Colin interroge dans ce roman sur les pratiques de chasse mais aussi sur la cohabitation entre les hommes et les grands prédateurs.
Dans ce roman, il donne la parole à quatre personnages.
Kondjima est un Himba qui vit au Kaokoland dans le nord de la Namibie. Fils de berger, il assiste impuissant à l’attaque d’un lion sur le troupeau de chèvres de son père. Aucune bête n’en réchappera, anéantissant le peu de « fortune » que détenait le père et ruinant la réputation de la famille entière. Choqué par l’attaque et en colère, Kondjima n’a plus qu’une idée en tête : tuer ce tueur de bétail, le lion solitaire à crinière noire.
Charles est un lion solitaire qui souffre, comme tout être vivant peuplant le Kaokoland, de la sècheresse. Il n’y a plus de proies, plus d’eau, plus d’ombre où se reposer. Poussé par la faim et l’instinct de survie, Charles se rapproche des villages pour se repaitre du bétail. Il a appris à connaitre les hommes et, très vite, sait qu’il est pourchassé.
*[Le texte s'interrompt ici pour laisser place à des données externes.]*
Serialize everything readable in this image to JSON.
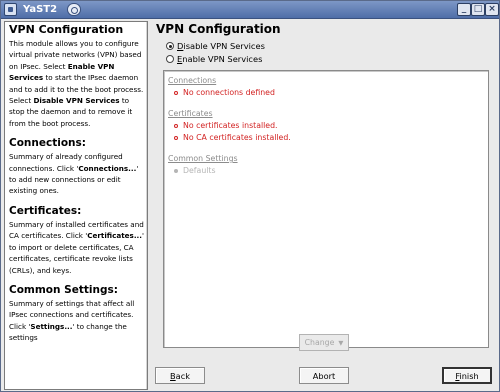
{
  "window": {
    "title": "YaST2",
    "buttons": [
      "minimize",
      "maximize",
      "close"
    ]
  },
  "help": {
    "title": "VPN Configuration",
    "intro": [
      {
        "text": "This module allows you to configure virtual private networks (VPN) based on IPsec. Select "
      },
      {
        "text": "Enable VPN Services",
        "bold": true
      },
      {
        "text": " to start the IPsec daemon and to add it to the the boot process. Select "
      },
      {
        "text": "Disable VPN Services",
        "bold": true
      },
      {
        "text": " to stop the daemon and to remove it from the boot process."
      }
    ],
    "sections": [
      {
        "heading": "Connections:",
        "parts": [
          {
            "text": "Summary of already configured connections. Click '"
          },
          {
            "text": "Connections...",
            "bold": true
          },
          {
            "text": "' to add new connections or edit existing ones."
          }
        ]
      },
      {
        "heading": "Certificates:",
        "parts": [
          {
            "text": "Summary of installed certificates and CA certificates. Click '"
          },
          {
            "text": "Certificates...",
            "bold": true
          },
          {
            "text": "' to import or delete certificates, CA certificates, certificate revoke lists (CRLs), and keys."
          }
        ]
      },
      {
        "heading": "Common Settings:",
        "parts": [
          {
            "text": "Summary of settings that affect all IPsec connections and certificates. Click '"
          },
          {
            "text": "Settings...",
            "bold": true
          },
          {
            "text": "' to change the settings"
          }
        ]
      }
    ]
  },
  "main": {
    "title": "VPN Configuration",
    "options": [
      {
        "label": "Disable VPN Services",
        "checked": true
      },
      {
        "label": "Enable VPN Services",
        "checked": false
      }
    ],
    "summary": {
      "connections_header": "Connections",
      "connections_items": [
        "No connections defined"
      ],
      "certificates_header": "Certificates",
      "certificates_items": [
        "No certificates installed.",
        "No CA certificates installed."
      ],
      "common_header": "Common Settings",
      "common_items": [
        "Defaults"
      ]
    },
    "change_button": "Change",
    "footer": {
      "back": "Back",
      "abort": "Abort",
      "finish": "Finish"
    }
  },
  "colors": {
    "titlebar": "#5f7cb4",
    "error_text": "#d22222",
    "disabled_text": "#b5b5b5"
  }
}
Il détala sur ses pattes estropiées, rampa sous les épines, s’insinua sous les branches emmêlées en massifs, élargit tant qu’il pouvait la distance qui le séparait des hommes lancés à ses trousses depuis le milieu du jour, ces bipèdes dont les contours hantaient déjà ses souvenirs, debout à quelques mètres de lui dans la nuit approchante, avec leurs armes et leurs regards menaçants, si seulement ils n’avaient pas possédé ces outils ils auraient vite compris à qui ils se mesuraient, en trois coups de patte il les aurait atteints comme des proies sans défense, assommés d’un seul impact, griffes et crocs plantés dans leurs chairs dépourvues de tout pelage. Poussé par la douleur autant que par la rage, il fonça dans le bush, sauta de pierre en pierre, trébuchant mais se relevant à chaque fois, grondant son agonie, son sang en taches éparses sur la terre qu’il foulait, comme autant de cailloux d’ocre déposés dans sa course, résolu à triompher du moindre obstacle dressé sur son passage, fût-il vivant, fût-il à nouveau un de ces hommes violant son territoire, pour pouvoir fuir, qu’importe, il déchaînerait tout ce qu’il avait encore en lui.
Apolline, c’est une jeune fille de vingt ans, passionnée de chasse qu’elle pratique avec son père depuis toute petite. Pour fêter son anniversaire, son père lui offre un trophée, ils vont partir tous les deux en Namibie pour qu’elle tue un lion et en ramène le trophée. A leur retour, la photo d’elle et de son trophée apparaît sur le net et les internautes se déchaînent.
Marc, garde forestier d’un Parc naturel dans les Pyrénées et l’un de ces internautes. Féru opposant à la chasse, il ne décolère pas depuis que Cannelle, une ourse dernière de la lignée des ours des Pyrénées, a été abattue par des chasseurs il y a quelques années. Cannellito, son fils a lui aussi disparu du massif depuis des mois. Quand il voit la photo d’Apolline et de son trophée, il décide de la retrouver et de lui faire comprendre ce que c’est que de se sentir traqué.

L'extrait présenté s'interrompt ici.